While his cooking might draw flocks to the kitchen, he believes that it’s more than the food that brings them back week after week. The Urban Drum provides not only an array of activities for youth, but a sense of belonging.

“They keep coming back because they become an important part of a community that values them for who they are.”

In an interview with the New West Record, Noel added that while there are many ups to his job, there are a handful of downs.

“It can be very depressing because a lot of youths’ families have difficult and traumatic living situations or have histories of trauma,” he explains. “You get exposed to a lot of things you couldn’t even imagine, and you have to work past that and try to be happy knowing what has happened to some of these individuals. That part is kind of sad, knowing bad things happen to good people.”

Noel, having played an active role at the centre for five years, has noticed his development as a person.

“I’ve grown up a lot since I started working here. I feel that working at Spirit has made me a better version of myself. It may sound really cheesy, but when you know that younger people look up to you as role model, you will actively go out of your way to be what you think they should look up to.”

In the coming months, many activities are being planned for the youth. With summer in tow, more outdoor activities are being coordinated.

“Beach volleyball at the New Westminster Quay, swimming at Moody Park Pool, and the Grouse Grind are on our list of planned activities for the summer. We are also planning on attending multiple community cultural events such as the powwow at Squamish First Nation, and the Surrey Fusion Festival. This summer we also plan on going blackberry picking, and visiting the Museum of Anthropology at UBC.”
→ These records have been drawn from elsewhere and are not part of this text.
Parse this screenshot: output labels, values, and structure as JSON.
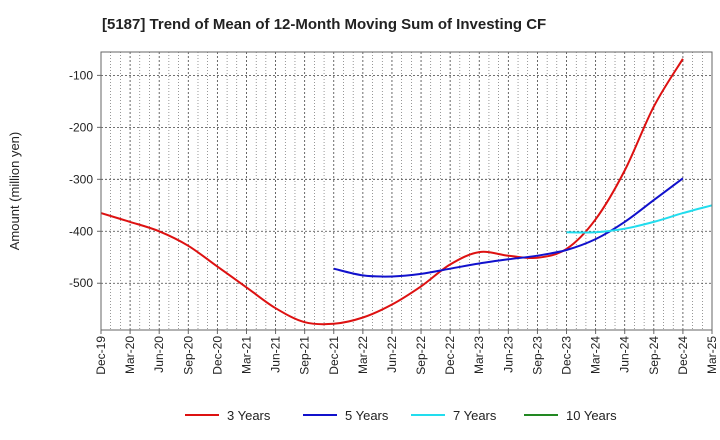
{
  "chart_data": {
    "type": "line",
    "title": "[5187]  Trend of Mean of 12-Month Moving Sum of Investing CF",
    "xlabel": "",
    "ylabel": "Amount (million yen)",
    "ylim": [
      -590,
      -55
    ],
    "yticks": [
      -500,
      -400,
      -300,
      -200,
      -100
    ],
    "ytick_labels": [
      "-500",
      "-400",
      "-300",
      "-200",
      "-100"
    ],
    "x_categories": [
      "Dec-19",
      "Mar-20",
      "Jun-20",
      "Sep-20",
      "Dec-20",
      "Mar-21",
      "Jun-21",
      "Sep-21",
      "Dec-21",
      "Mar-22",
      "Jun-22",
      "Sep-22",
      "Dec-22",
      "Mar-23",
      "Jun-23",
      "Sep-23",
      "Dec-23",
      "Mar-24",
      "Jun-24",
      "Sep-24",
      "Dec-24",
      "Mar-25"
    ],
    "grid": true,
    "legend_position": "bottom",
    "series": [
      {
        "name": "3 Years",
        "color": "#dd1111",
        "x_start": 0,
        "values": [
          -365,
          -382,
          -400,
          -428,
          -468,
          -508,
          -548,
          -575,
          -578,
          -566,
          -541,
          -506,
          -464,
          -440,
          -447,
          -451,
          -434,
          -377,
          -283,
          -160,
          -68
        ]
      },
      {
        "name": "5 Years",
        "color": "#1111cc",
        "x_start": 8,
        "values": [
          -472,
          -485,
          -487,
          -482,
          -472,
          -462,
          -454,
          -447,
          -436,
          -415,
          -382,
          -340,
          -298
        ]
      },
      {
        "name": "7 Years",
        "color": "#22ddee",
        "x_start": 16,
        "values": [
          -402,
          -402,
          -395,
          -382,
          -365,
          -350
        ]
      },
      {
        "name": "10 Years",
        "color": "#228822",
        "x_start": 0,
        "values": []
      }
    ]
  }
}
As Noel continues to work tirelessly, he reflects on the many reasons that inspire him to wake up each morning and love what he does. When someone comes to Noel for help, sometimes a sensitive and personal issue, it reassures him that his work does make a difference.

“This makes me feel truly accountable to them to do my best not to let them down, and motivates me to provide them with the help that they deserve. When I see the youth that I have worked with succeed, I feel a sense of pride knowing that I helped contribute to their success. It makes me so happy when I see that they’re doing well, and inspires me to work harder to create more success stories.

Noel suggests that those interested should begin volunteering. The Urban Drum and the Spirit of the Children Society is looking for new volunteers, especially when students aren’t in school. The opportunity could prove useful to a person looking for experience in a social work environment.

“[Furthermore], seek employment with an organization that works with youth, or just take the time to show the young people in your lives that they’re valued and appreciated by spending time with them, and sharing knowledge with them about something that you feel passionate about.”